The regional Bay Trail runs along the Bayfront, providing a pedestrian and bicycle connection between recreation opportunities and services along the Bay. While the trail is substantially complete, gaps occur where the trail route crosses private lands (see Bayfront Diagram).
Bayfront Vision
The Bayfront will be a regional recreation and business destination. Enhanced parks, natural open spaces, and recreational amenities will offer places that residents and visitors can enjoy, with enhanced access for pedestrian, cyclists, and watercraft, including commercial ferry service. The area will be an environment where hotels and airport-related services continue to thrive, and where new commercial uses create a well-rounded district that serves a variety of needs. Industrial and office uses within the Inner Bayshore district will continue as preferred land uses, and compatible creative industries will be accommodated and encouraged.
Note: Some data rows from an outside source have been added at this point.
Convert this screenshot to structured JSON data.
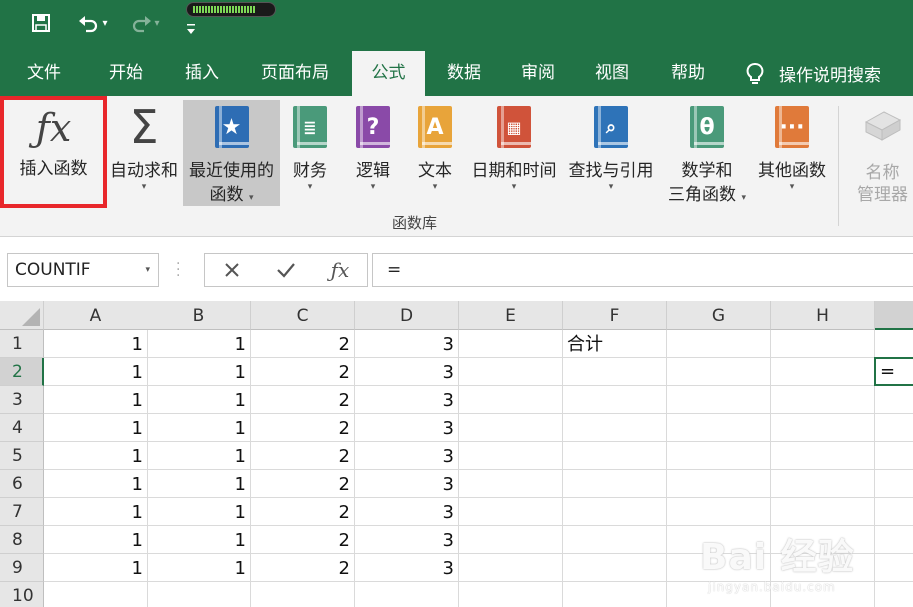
{
  "colors": {
    "brand": "#217346",
    "highlight": "#e8262a"
  },
  "quick_access": {
    "save_icon": "save-icon",
    "undo_icon": "undo-icon",
    "redo_icon": "redo-icon",
    "customize_icon": "customize-qat-icon",
    "progress": 0.8
  },
  "tabs": [
    {
      "label": "文件",
      "active": false
    },
    {
      "label": "开始",
      "active": false
    },
    {
      "label": "插入",
      "active": false
    },
    {
      "label": "页面布局",
      "active": false
    },
    {
      "label": "公式",
      "active": true
    },
    {
      "label": "数据",
      "active": false
    },
    {
      "label": "审阅",
      "active": false
    },
    {
      "label": "视图",
      "active": false
    },
    {
      "label": "帮助",
      "active": false
    }
  ],
  "tell_me": {
    "label": "操作说明搜索",
    "icon": "lightbulb-icon"
  },
  "ribbon": {
    "insert_function": {
      "label": "插入函数",
      "icon": "fx-icon"
    },
    "autosum": {
      "label": "自动求和",
      "icon": "sigma-icon"
    },
    "recent": {
      "label1": "最近使用的",
      "label2": "函数",
      "icon": "star-book-icon"
    },
    "financial": {
      "label": "财务",
      "icon": "coins-book-icon"
    },
    "logical": {
      "label": "逻辑",
      "icon": "question-book-icon"
    },
    "text": {
      "label": "文本",
      "icon": "a-book-icon"
    },
    "datetime": {
      "label": "日期和时间",
      "icon": "calendar-book-icon"
    },
    "lookup": {
      "label": "查找与引用",
      "icon": "magnifier-book-icon"
    },
    "math": {
      "label1": "数学和",
      "label2": "三角函数",
      "icon": "theta-book-icon"
    },
    "more": {
      "label": "其他函数",
      "icon": "dots-book-icon"
    },
    "name_manager": {
      "label1": "名称",
      "label2": "管理器",
      "icon": "tag-icon"
    },
    "group_label": "函数库"
  },
  "formula_bar": {
    "name_box": "COUNTIF",
    "cancel_icon": "cancel-icon",
    "enter_icon": "check-icon",
    "fx_icon": "fx-icon",
    "formula": "="
  },
  "sheet": {
    "columns": [
      "A",
      "B",
      "C",
      "D",
      "E",
      "F",
      "G",
      "H"
    ],
    "rows": [
      "1",
      "2",
      "3",
      "4",
      "5",
      "6",
      "7",
      "8",
      "9",
      "10"
    ],
    "selected_row": "2",
    "cells": [
      [
        "1",
        "1",
        "2",
        "3",
        "",
        "合计",
        "",
        ""
      ],
      [
        "1",
        "1",
        "2",
        "3",
        "",
        "",
        "",
        ""
      ],
      [
        "1",
        "1",
        "2",
        "3",
        "",
        "",
        "",
        ""
      ],
      [
        "1",
        "1",
        "2",
        "3",
        "",
        "",
        "",
        ""
      ],
      [
        "1",
        "1",
        "2",
        "3",
        "",
        "",
        "",
        ""
      ],
      [
        "1",
        "1",
        "2",
        "3",
        "",
        "",
        "",
        ""
      ],
      [
        "1",
        "1",
        "2",
        "3",
        "",
        "",
        "",
        ""
      ],
      [
        "1",
        "1",
        "2",
        "3",
        "",
        "",
        "",
        ""
      ],
      [
        "1",
        "1",
        "2",
        "3",
        "",
        "",
        "",
        ""
      ],
      [
        "",
        "",
        "",
        "",
        "",
        "",
        "",
        ""
      ]
    ],
    "active_cell_value": "="
  },
  "watermark": {
    "brand": "Bai 经验",
    "site": "jingyan.baidu.com"
  }
}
Long-term parking uses that serve operations at the airport will only be considered in conjunction with office and hospitality development, and only as a secondary or ancillary use. All development will be undertaken in a manner that protects people and property from flood hazards and sea level rise.
Goal: CC-5
Maintain and promote the Bayfront Area as a premier destination along San Francisco Bay for land- and water-based recreation, hospitality uses, creative industries, logistics support, water-based transit service, and local businesses that benefit from proximity to San Francisco International Airport.
Goal: CC-6
Establish a cohesive design character for the Bayfront Area that protects views to the waterfront, encourages walking and biking, accommodates water-based recreation and ferry service, and addresses sea level rise.
Require that new and existing development along the Bayfront make provisions for sea level rise and flood risks, which may involve payment of assessments to fund City or other efforts to build a unified defense system. Maintain minimum waterfront setback, with the setback area providing space in the future to accommodate sea level rise and flooding defenses. Design new buildings with habitable areas elevated to minimize potential damage from exceptional storm events.
SEA LEVEL RISE
Sea Level Rise Approaches that communities typically consider: Protect, Accommodate, Retreat, Hybrid, and/or Adaptation. In Burlingame there may be limitations on some approaches, given current and future land uses along the shoreline, and the engineered nature of the land and shoreline.